A informação foi divulgada nesta terça-feira (27) pelo delegado Gustavo Godoy, da Delegacia Especializada de Repressão a Crimes Cibernéticos (DRCI), durante coletiva de imprensa. O adolescente já havia sido alvo de uma investigação anterior, na qual seus aparelhos eletrônicos foram apreendidos. Mesmo assim, voltou a reincidir nos comportamentos infracionais após recuperar o acesso ao celular, segundo o delegado.
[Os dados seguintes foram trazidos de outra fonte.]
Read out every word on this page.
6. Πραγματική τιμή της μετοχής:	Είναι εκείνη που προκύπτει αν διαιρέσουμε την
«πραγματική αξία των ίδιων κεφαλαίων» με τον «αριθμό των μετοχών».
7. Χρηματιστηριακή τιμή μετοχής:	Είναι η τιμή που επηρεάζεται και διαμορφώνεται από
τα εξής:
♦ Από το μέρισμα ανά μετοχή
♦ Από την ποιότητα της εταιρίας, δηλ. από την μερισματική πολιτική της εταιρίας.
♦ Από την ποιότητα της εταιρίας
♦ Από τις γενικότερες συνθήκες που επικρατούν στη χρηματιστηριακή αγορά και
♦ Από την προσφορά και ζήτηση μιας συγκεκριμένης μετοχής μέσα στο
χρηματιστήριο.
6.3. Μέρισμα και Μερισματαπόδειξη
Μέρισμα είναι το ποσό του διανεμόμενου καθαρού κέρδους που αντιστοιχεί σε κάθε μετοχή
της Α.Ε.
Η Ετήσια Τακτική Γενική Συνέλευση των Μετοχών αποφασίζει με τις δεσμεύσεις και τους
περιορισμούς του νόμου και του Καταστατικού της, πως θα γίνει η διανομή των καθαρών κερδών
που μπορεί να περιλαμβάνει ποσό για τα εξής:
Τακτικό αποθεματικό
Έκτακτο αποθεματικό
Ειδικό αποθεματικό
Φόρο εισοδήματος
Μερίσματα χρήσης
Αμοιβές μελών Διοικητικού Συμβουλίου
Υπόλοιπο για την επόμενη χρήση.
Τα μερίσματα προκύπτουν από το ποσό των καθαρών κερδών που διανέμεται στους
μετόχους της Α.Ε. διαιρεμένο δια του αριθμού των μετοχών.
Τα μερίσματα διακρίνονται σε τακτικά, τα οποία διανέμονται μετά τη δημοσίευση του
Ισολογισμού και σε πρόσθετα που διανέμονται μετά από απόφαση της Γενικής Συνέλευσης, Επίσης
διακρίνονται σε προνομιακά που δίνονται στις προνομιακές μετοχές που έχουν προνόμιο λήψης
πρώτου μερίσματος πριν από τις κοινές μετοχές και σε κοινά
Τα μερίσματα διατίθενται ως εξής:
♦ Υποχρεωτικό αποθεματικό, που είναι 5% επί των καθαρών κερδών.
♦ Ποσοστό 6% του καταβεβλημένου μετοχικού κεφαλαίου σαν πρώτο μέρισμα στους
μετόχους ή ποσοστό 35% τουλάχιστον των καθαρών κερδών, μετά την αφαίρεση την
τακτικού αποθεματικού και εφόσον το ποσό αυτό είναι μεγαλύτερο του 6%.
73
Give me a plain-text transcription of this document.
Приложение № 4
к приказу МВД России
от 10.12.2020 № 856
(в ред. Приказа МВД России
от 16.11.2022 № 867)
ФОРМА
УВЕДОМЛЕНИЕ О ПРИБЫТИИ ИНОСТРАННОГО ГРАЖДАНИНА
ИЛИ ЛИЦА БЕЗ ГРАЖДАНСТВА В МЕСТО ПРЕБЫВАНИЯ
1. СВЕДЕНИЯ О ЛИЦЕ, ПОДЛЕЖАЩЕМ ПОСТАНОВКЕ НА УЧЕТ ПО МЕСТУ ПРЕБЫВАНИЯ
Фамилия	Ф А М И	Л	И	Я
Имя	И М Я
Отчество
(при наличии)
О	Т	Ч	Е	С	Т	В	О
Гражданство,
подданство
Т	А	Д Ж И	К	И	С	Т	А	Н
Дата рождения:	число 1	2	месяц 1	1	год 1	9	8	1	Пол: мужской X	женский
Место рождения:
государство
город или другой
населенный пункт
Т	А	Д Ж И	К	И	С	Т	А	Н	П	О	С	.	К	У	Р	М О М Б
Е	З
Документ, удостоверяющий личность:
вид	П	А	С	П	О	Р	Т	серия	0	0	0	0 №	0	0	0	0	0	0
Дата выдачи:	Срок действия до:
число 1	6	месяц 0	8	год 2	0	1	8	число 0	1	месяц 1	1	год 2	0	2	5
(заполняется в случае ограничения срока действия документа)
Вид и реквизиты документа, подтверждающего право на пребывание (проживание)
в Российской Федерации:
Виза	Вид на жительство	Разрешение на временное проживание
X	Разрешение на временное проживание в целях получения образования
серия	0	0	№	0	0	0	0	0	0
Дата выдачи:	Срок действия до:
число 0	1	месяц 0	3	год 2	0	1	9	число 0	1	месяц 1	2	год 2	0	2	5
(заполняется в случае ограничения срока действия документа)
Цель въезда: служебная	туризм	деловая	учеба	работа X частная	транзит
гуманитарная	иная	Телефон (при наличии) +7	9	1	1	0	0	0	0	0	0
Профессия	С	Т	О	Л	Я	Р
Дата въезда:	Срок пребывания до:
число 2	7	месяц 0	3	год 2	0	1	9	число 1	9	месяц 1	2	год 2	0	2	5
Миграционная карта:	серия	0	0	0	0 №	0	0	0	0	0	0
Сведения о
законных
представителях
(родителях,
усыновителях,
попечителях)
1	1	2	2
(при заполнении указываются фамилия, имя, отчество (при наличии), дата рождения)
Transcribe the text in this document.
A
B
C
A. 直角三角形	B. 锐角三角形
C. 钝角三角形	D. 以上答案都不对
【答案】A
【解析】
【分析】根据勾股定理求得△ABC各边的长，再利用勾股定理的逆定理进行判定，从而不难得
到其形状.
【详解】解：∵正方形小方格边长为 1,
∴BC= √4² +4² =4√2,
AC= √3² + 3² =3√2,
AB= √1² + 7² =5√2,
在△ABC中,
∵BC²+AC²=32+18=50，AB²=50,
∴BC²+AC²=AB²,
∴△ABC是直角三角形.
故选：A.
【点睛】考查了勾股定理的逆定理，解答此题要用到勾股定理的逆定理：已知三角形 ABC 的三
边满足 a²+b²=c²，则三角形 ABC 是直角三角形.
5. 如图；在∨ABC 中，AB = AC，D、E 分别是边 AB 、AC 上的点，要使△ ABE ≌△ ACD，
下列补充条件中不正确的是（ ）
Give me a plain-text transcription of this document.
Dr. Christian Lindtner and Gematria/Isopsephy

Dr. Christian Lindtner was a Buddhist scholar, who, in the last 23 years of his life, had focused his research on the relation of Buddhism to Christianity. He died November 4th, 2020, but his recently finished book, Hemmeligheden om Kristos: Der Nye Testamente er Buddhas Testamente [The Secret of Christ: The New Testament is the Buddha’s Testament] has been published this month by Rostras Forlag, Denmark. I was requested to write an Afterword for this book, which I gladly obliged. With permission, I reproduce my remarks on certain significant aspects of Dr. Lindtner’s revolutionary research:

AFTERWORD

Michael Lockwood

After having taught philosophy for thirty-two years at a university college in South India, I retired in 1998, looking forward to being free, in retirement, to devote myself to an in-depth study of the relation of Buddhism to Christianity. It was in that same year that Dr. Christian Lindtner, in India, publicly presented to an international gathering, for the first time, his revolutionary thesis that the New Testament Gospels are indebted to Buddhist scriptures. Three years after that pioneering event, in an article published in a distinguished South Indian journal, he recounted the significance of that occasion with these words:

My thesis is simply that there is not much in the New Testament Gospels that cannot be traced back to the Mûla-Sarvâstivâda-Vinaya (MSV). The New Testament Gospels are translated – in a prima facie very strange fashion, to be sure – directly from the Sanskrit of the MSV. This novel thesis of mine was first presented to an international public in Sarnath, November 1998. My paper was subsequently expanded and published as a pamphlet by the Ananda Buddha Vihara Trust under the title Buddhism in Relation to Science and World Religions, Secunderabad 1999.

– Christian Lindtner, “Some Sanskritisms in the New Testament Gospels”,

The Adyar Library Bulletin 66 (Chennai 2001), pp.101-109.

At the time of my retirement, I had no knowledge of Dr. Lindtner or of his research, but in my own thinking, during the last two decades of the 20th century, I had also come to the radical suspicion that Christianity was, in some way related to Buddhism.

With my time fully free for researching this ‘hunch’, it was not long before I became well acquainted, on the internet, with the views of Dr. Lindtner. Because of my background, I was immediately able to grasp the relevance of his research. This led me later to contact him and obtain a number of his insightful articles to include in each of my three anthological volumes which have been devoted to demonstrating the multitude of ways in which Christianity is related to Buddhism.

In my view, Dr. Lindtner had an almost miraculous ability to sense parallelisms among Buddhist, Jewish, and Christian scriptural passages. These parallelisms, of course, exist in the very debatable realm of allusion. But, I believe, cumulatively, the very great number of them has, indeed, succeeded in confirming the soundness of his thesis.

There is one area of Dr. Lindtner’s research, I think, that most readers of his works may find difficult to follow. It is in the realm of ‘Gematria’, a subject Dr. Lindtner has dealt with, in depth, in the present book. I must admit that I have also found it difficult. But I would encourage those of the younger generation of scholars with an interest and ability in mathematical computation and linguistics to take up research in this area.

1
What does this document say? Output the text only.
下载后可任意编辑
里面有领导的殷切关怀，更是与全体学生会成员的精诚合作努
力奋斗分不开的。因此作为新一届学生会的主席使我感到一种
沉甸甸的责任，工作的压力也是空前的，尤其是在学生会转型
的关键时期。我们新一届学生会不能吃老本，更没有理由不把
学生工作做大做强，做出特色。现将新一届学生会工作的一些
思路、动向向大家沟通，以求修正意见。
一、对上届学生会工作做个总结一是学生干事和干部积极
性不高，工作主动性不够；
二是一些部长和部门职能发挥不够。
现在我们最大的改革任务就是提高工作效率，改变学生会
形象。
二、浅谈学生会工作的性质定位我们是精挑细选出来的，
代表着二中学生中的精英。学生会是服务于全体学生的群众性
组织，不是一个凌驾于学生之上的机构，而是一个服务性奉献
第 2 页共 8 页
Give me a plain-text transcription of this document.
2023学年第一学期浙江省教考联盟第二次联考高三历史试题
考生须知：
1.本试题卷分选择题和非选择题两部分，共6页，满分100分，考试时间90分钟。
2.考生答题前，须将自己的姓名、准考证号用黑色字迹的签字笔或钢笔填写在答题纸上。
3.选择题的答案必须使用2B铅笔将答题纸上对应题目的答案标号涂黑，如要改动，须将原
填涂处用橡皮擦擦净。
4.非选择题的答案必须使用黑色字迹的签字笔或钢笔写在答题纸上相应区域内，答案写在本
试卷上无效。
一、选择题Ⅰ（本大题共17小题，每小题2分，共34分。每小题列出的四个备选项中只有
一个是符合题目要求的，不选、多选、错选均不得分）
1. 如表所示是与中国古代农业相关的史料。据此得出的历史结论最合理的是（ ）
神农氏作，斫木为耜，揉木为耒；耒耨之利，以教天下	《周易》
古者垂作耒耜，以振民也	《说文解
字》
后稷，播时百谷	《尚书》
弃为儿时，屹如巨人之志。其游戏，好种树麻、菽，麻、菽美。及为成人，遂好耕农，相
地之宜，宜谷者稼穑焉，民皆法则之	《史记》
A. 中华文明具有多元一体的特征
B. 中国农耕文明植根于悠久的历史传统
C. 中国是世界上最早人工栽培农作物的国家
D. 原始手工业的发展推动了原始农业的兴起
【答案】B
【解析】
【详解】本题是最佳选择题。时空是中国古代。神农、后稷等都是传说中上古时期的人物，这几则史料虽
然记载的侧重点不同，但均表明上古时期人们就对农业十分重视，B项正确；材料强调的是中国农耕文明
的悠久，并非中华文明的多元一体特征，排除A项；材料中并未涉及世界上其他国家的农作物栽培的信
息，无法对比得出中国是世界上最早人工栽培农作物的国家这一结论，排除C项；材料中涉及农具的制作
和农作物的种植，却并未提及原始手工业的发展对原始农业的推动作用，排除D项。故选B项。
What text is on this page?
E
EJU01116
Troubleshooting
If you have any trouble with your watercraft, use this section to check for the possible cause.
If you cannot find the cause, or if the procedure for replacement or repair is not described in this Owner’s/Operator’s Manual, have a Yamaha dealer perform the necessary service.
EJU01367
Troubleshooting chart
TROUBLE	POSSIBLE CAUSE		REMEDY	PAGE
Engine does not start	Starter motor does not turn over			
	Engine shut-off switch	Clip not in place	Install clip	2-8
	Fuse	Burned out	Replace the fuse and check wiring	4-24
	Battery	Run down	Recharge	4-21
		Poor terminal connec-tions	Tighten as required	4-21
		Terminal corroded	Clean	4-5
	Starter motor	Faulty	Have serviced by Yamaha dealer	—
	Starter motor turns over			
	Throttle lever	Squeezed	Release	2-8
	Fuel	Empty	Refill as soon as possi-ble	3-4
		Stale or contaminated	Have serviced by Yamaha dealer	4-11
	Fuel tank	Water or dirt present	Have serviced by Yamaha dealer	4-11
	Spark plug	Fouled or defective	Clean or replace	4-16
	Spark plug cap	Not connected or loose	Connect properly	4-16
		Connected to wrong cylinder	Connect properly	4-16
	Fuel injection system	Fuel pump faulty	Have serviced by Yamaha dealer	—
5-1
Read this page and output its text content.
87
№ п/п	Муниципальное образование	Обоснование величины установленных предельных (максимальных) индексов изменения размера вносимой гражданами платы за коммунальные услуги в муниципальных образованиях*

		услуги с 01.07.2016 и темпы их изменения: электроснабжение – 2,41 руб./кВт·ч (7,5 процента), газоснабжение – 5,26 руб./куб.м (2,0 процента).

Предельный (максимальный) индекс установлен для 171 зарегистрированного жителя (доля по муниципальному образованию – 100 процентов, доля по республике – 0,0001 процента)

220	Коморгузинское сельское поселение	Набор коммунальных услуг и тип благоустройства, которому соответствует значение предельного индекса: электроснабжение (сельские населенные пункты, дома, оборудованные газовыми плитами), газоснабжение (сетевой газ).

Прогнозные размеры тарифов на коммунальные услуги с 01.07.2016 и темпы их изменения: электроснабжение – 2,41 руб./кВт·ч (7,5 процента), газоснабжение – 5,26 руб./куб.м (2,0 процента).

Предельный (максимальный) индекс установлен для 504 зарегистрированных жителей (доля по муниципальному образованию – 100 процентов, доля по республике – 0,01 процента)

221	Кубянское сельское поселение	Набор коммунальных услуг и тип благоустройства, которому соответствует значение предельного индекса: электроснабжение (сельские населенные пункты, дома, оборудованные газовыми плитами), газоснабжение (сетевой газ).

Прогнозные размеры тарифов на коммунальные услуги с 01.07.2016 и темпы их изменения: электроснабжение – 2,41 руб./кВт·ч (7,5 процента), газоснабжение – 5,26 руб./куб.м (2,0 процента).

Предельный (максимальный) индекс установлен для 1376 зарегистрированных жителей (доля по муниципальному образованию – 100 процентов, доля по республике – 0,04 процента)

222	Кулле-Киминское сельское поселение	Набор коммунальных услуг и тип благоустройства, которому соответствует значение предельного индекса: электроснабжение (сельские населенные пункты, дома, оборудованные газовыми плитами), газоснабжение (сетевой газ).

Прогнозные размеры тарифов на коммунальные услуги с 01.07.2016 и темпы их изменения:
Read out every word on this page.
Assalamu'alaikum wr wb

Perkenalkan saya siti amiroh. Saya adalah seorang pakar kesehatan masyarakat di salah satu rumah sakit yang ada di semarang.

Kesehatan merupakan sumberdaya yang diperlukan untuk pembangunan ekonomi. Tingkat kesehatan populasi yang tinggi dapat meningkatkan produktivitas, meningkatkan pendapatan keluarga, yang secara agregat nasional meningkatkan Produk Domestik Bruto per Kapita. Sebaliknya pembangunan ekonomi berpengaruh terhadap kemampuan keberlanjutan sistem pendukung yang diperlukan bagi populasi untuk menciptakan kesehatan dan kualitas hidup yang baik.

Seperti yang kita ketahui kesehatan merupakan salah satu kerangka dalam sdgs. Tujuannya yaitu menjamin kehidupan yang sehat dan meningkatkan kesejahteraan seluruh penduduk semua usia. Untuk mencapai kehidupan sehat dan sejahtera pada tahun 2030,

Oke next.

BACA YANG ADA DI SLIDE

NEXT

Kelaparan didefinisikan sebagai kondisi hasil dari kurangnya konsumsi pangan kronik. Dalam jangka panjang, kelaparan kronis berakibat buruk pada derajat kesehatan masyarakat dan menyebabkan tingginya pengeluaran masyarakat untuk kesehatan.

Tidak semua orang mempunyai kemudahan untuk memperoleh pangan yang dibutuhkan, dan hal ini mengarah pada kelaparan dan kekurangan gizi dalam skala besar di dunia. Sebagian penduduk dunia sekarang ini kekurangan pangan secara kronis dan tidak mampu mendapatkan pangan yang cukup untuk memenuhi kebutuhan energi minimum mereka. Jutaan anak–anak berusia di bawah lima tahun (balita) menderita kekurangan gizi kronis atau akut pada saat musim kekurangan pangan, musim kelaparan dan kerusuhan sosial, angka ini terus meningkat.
As ações mais recentes fazem parte da "Operação Mão de Ferro 2", deflagrada com base em dados enviados pelo Ministério da Justiça, que apontaram a atuação do grupo em práticas que envolvem incentivo à automutilação, maus-tratos a animais e outros atos violentos. O adolescente também foi investigado, em abril deste ano, na operação “Discordância”.
De acordo com Godoy, entre os diversos conteúdos de teor extremo, conhecidos como “gore”, a cena do gato sendo morto ao vivo foi uma das mais perturbadoras. “É um material que choca até quem já está acostumado a lidar com crimes violentos”, afirmou.
Embora não tenha sido o autor direto da morte do animal, o adolescente tinha papel ativo na organização do grupo, o que, segundo o delegado, foi suficiente para reforçar o pedido de internação. “Ele era um dos administradores e facilitava a veiculação desses conteúdos. Mesmo sem ser o executor do ato, sua responsabilidade é clara.”
A Polícia Civil segue investigando outros integrantes do grupo e não descarta novas ações contra envolvidos na disseminação e incentivo a práticas criminosas em ambientes virtuais.